Second, because el-Fasher is strategically important. Seizing the city would not automatically mean all of the western region falling under the RSF’s control—some of central Darfur remains in the hands of a non-aligned rebel movement, for instance. Nor is it clear that the RSF is on the brink of a decisive victory there anyway. But the consequences would be dramatic, were it eventually to emerge on top. Crucially, it would make it easier for the RSF to capture the road to Chad, and one of the last stretches of Darfur’s international border not yet in its hands. Control of Sudan’s entire western frontier from Libya in the north all the way to South Sudan would enable the paramilitary group to bring in more arms, fuel and foreign fighters from across the Sahel.

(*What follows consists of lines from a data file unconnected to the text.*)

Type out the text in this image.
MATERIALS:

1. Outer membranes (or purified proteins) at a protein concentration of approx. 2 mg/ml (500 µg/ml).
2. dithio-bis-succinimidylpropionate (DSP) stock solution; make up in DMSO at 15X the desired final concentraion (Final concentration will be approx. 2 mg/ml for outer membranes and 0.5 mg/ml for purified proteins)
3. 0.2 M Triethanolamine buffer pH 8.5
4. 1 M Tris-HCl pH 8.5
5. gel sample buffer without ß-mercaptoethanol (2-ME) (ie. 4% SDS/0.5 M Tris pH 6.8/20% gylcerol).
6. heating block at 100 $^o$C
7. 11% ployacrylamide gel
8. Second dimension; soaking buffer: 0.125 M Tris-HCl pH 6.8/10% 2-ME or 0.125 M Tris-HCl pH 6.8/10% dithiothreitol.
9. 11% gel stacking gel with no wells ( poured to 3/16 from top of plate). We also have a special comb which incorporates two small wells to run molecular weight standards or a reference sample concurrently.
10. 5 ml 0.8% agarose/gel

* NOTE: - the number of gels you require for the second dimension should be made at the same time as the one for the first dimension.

This could then help the RSF in its advance eastwards, ultimately towards the geopolitically vital city of Port Sudan on the Red Sea.
Last, an RSF victory would mean a big loss of morale for the SAF, which is already struggling to mobilise enough troops to fight back effectively across much of the country. The army’s commanders, including Sudan's de facto ruler, General Abdel Fattah al-Burhan, continue to insist that they can achieve total victory—despite strong evidence to the contrary. On August 24th General Burhan vowed to “fight for 100 years” rather than sit for negotiations with the RSF. A final defeat in el-Fasher, the historic capital of the precolonial sultanate of Darfur, would further expose the SAF’s bluster—and make its leaders’ refusal to enter talks organised by America in Switzerland in August seem even more foolhardy.